Les indésirables – DIANE DUCRET
À la lecture du résumé de “Les indésirables” de DIANE DUCRET, la 4ème de couverture m’a induite en erreur. Je m’attendais à une histoire feel-good inventée, en découvrant qu’il s’agissait de l’histoire d’une aryenne et d’une juive chantant l’amour et la liberté en allemand dans un cabaret pendant la Seconde Guerre mondiale. Mais, laissez-moi vous dire, ce livre est bien plus que cela…
Résumé :
En mai 1940, avant même la signature de l’armistice entre la France et l’Allemagne, le gouvernement français décide de regrouper les individus d’origine allemande dans des camps. Parmi les victimes de cette politique, on retrouve des femmes célibataires ou mariées sans enfant, parquées au Vélodrome d’Hiver avant d’être déportées au camp de Gurs, dans les Pyrénées.
Parmi ces milliers de femmes qualifiées d' »indésirables » par l’État français, deux destins se croisent. Celui d’Eva, pianiste ayant abandonné sa Bavière natale pour s’installer à Paris, et celui de Lise, une jeune juive ayant fui l’Allemagne nazie avec sa mère. Ensemble, elles luttent pour survivre dans des conditions difficiles, s’efforçant de ressentir un peu d’amour et de joie au milieu de l’adversité.
Mon avis littéraire
Une histoire romancée …
Les Indésirables de Diane Ducret est bien écrit et se dévore rapidement, on suit nos deux personnages dont la force de caractère et leur amitié leur permet de survivre dans le camp.
Cependant, l’auteure, sans dissimuler la réalité mais sans s’attarder sur l’horreur des camps non plus, fait le choix de mettre en lumière le côté beau et positif de l’histoire.

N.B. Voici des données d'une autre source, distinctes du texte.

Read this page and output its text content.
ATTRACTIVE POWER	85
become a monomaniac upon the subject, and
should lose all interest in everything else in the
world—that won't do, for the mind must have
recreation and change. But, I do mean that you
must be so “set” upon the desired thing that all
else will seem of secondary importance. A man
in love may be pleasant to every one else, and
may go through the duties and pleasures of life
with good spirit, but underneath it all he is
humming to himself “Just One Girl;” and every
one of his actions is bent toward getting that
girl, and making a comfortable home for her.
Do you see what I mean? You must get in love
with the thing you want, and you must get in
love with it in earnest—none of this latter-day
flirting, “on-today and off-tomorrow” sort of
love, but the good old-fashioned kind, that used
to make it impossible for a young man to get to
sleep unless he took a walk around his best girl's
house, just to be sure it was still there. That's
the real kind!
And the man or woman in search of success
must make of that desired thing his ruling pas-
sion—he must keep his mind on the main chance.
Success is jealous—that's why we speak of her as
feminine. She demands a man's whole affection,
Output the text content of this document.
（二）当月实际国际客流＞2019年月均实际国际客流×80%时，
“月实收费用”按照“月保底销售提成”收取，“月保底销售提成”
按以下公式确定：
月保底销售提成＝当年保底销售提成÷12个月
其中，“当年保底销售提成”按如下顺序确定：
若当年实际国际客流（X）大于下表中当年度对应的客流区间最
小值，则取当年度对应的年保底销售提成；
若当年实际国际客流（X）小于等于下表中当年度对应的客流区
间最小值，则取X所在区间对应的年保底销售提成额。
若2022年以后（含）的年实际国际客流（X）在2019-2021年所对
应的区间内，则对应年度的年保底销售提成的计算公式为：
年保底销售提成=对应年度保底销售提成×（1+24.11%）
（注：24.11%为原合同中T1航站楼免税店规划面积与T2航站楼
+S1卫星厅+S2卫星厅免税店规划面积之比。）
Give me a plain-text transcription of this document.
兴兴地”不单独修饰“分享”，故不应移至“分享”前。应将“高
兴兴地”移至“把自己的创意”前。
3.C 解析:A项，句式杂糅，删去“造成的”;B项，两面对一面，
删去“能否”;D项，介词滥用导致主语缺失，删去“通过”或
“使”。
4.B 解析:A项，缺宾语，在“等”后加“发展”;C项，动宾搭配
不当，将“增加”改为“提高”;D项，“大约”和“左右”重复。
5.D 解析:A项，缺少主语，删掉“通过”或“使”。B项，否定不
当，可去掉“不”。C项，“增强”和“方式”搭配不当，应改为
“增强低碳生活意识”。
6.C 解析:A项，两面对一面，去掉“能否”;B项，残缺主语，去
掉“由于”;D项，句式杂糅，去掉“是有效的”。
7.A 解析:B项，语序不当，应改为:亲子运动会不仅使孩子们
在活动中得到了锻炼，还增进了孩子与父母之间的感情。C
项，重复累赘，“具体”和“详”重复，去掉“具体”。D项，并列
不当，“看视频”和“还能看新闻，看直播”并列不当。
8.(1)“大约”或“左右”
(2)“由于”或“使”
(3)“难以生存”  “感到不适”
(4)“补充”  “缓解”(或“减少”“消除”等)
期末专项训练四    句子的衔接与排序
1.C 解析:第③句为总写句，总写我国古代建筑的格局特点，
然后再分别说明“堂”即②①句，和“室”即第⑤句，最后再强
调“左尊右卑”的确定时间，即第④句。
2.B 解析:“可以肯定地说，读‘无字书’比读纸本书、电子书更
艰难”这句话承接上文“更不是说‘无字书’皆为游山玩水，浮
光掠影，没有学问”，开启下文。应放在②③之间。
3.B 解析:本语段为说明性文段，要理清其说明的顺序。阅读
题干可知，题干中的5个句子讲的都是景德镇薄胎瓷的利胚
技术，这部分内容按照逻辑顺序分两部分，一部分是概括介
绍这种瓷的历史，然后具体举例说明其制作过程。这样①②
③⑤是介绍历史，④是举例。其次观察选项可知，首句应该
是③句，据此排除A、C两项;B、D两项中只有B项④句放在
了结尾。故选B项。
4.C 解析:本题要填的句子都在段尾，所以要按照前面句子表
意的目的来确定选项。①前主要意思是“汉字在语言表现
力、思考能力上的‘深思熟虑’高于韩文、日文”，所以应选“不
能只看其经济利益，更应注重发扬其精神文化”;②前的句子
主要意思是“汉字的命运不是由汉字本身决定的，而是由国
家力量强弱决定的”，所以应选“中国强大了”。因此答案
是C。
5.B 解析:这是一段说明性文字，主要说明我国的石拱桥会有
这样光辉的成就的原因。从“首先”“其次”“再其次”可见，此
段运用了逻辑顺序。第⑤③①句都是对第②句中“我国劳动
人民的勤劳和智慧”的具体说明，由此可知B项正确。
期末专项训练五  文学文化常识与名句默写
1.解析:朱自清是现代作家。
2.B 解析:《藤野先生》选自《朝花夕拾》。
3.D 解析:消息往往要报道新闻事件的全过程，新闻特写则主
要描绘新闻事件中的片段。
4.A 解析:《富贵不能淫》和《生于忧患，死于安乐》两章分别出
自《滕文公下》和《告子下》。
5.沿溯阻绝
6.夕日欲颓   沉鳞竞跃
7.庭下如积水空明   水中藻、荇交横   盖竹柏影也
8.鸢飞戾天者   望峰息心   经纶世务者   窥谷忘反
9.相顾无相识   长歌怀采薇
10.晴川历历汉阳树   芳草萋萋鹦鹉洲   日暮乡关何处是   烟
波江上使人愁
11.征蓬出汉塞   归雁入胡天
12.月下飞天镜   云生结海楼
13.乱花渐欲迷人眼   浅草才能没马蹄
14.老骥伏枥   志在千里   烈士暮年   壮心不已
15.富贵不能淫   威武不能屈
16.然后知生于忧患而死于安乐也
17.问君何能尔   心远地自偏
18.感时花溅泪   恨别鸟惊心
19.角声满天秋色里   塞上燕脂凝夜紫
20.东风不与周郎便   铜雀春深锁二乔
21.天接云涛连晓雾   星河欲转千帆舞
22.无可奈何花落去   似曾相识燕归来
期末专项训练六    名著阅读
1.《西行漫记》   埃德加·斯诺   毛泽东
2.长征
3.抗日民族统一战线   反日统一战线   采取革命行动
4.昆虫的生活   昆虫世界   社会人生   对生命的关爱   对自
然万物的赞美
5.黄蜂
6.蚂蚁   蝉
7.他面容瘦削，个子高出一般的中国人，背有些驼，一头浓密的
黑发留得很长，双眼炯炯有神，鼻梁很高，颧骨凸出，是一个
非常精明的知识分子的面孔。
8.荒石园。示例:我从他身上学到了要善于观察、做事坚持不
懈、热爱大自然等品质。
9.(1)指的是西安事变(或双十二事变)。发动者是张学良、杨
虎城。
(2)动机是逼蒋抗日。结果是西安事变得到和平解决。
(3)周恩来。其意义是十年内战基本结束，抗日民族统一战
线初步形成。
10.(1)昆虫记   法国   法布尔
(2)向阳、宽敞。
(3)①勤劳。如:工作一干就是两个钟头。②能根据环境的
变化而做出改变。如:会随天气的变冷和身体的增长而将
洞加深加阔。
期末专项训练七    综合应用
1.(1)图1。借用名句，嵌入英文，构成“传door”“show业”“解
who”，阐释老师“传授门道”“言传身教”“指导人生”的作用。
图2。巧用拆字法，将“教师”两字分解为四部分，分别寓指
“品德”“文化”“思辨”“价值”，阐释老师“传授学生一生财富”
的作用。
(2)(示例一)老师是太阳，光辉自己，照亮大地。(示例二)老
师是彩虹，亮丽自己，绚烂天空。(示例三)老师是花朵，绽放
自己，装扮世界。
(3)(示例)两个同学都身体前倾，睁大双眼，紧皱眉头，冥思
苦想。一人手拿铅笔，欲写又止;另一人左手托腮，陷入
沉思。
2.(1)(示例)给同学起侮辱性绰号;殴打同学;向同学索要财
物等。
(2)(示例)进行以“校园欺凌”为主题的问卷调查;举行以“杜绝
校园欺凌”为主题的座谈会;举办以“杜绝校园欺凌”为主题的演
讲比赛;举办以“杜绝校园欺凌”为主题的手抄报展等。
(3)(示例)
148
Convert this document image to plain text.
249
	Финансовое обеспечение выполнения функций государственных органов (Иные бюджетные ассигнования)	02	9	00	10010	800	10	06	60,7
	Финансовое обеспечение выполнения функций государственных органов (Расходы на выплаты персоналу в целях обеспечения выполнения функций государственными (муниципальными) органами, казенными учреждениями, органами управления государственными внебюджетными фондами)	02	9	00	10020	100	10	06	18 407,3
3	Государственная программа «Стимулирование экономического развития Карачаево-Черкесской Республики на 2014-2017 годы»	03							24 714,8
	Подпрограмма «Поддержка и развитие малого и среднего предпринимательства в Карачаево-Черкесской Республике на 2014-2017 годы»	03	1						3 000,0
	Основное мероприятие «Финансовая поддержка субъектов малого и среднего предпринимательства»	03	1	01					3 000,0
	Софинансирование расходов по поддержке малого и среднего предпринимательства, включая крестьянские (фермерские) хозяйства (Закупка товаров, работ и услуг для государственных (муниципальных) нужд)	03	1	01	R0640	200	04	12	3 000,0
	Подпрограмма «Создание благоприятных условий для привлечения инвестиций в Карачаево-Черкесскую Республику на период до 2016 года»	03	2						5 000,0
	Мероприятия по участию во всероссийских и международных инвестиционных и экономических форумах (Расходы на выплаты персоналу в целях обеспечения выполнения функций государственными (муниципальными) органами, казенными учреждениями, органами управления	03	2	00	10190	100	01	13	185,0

Pour ma part, cette approche a parfois maintenu une distance émotionnelle à l’égard des personnages, car je peinais à y croire totalement.
L’histoire de la mise en place d’un cabaret dans le camp m’a aussi induite en erreur (élément central dans le livre). J’ai perçu cette partie de l’histoire comme un élément romanesque, alors qu’il s’est révélé être une réalité authentique! Et quand on a cela en tête, ça change complètement notre lecture.
…pour décrire l’Histoire (avec un grand H)
La force du livre Les Indésirables de Diane Ducret réside à mon sens dans la documentation approfondie de l’auteure, qui est d’ailleurs mentionnée au début du livre.
Cela m’a incité à effectuer des recherches complémentaires après ma lecture pour élargir mes connaissances, ma compréhension du camp de Gurs et son importance historique. Ces éléments renforcent davantage la valeur du livre en tant que témoignage poignant et bien documenté de cette période oh si peu glorieuse pour la France.
Au coeur du musée de l’immigration, au Palais de la porte Dorée à Paris, que j’ai visité par hasard pendant ma lecture, les indésirables sont d’ailleurs mentionnés :
En septembre, après son entrée en guerre contre le Reich, la France décide d’interner, en tant qu ‘”ennemis”, les Allemands et les Autrichiens vivant sur son sol, y compris les réfugiés antinazis. Après de nombreuses libérations pendant l’hiver, les arrestations reprennent en mai, au moment de l’offensive allemande. Cette fois, elles visent aussi les femmes, jusque-là épargnées. Les camps se transforment en piège: la convention d’armistice de juin 1940 prévoit de livrer les réfugiés antinazis internés à la demande des autorités d’Occupation.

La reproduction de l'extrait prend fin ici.